Oli Herd is a final year PhD student at the University of York characterising haematopoietic and immunological changes using a mouse model of chronic immune thrombocytopenia (ITP) under the supervision of Ian Hitchcock and Paul Genever. In December 2019 he presented a talk at the American Society of Hematology Annual Meeting in Orlando, Florida (USA) on his research in defining changes in haematopoietic stem cell populations and the bone marrow microenvironment during ITP progression. We asked Oli for his top tips for preparing to give a talk at a conference, read below for a first-hand account of his experience!
Academics are constantly presenting their work and PhD students are no different. If you are fortunate enough, this may occasionally exceed the relative comfort of the lab meeting and will take the form of a conference. A highlight of my PhD was giving a talk at the American Society of Hematology (ASH) in Orlando in December 2019. In this short blog I will pass on some advice which will hopefully be of some help when preparing to speak at a conference.
Firstly, practice. And then practice some more. You want to be at the stage where your presentation is second nature to you, having practiced to as many people as possible. Time yourself to make sure your presentation is of the requested duration.
Find out the format of the technology you’ll be using in advance to avoid any nasty surprises on the day. You should be able to find this out by contacting the organisers if they have not already made it clear to you. Prepare your presentation in the format that will look best on the screens and projectors you’ll be using – are they optimised for 16:9 or 4:3 ratio? Will PowerPoint presenter mode be enabled? Whilst I definitely do not recommend reading your presentation word for word as you should be making eye contact with your audience, if you are one of those people that need to ‘learn’ a presentation, then it may be reassuring for you to have your ‘script’ there on the screen as a backup, even if you do not need it and do not plan on using it.

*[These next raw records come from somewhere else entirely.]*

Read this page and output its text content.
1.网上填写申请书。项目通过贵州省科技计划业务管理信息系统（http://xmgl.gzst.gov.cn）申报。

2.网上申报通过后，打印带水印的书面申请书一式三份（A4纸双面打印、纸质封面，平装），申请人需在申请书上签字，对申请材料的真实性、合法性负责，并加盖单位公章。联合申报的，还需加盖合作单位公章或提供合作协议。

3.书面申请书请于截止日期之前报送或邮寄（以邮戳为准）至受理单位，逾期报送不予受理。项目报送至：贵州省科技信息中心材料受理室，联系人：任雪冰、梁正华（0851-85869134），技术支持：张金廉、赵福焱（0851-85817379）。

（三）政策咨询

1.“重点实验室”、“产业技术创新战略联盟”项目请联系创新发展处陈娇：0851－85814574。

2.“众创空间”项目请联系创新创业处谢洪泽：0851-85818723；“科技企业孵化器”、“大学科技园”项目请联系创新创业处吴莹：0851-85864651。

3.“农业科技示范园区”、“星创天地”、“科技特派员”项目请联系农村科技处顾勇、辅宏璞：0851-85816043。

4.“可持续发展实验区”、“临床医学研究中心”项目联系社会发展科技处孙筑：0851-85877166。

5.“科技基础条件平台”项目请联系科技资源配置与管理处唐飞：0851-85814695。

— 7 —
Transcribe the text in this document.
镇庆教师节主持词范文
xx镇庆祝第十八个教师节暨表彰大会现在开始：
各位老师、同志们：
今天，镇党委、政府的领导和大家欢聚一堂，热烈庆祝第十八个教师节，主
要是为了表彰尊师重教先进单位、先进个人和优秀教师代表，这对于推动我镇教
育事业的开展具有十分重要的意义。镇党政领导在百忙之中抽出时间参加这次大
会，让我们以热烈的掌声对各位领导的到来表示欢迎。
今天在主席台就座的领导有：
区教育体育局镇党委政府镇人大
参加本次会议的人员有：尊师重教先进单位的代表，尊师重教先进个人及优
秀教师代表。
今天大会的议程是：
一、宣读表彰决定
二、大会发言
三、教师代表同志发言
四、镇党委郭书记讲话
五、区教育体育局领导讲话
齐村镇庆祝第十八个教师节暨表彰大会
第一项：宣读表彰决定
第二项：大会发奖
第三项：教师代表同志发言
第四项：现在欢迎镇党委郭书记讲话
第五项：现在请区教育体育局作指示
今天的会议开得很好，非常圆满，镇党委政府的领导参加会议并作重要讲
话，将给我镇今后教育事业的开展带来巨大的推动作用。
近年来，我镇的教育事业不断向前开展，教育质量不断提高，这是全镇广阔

The questions at the end are often seen as the most daunting aspect to a presentation as here lies the part that is out of your control. What if they ask me something I cannot answer? The truth of the matter is that this is very unlikely to happen. Nobody knows your work better than you do and you’ll find you will be able to answer them with ease. Additionally, you are unlikely to be grilled as much as you might if you were more senior. Your audience will know you are a PhD student and are likely to bear that in mind when formatting their questions. If you do need some time to think of the answer, then play for time by repeating their question back to them. If you really can’t answer the question, then flatter them (academics like to be flattered!) by remarking to them about how good their question is and that you will find out the answer and get back to them.
On the day, try to reduce your stress as much as possible. I found familiarising myself with the presenting process as much as possible prior to giving the talk helpful. For example, to ensure the quality of the presentation I used the ‘Speaker Ready Room,’ which contained several booths equipped with computers configured with the same hardware and software as the presenter computers in the session rooms. I knew the time and place of my presentation (as will you), so I visited the room where my session was held in advance to familiarise myself with its location and the room layout.
Ultimately, enjoy it! This may be easier said than done, but at the end of the day your abstract was chosen as a result of the hard work you have put in. To present at a conference is a reward; treat it as such.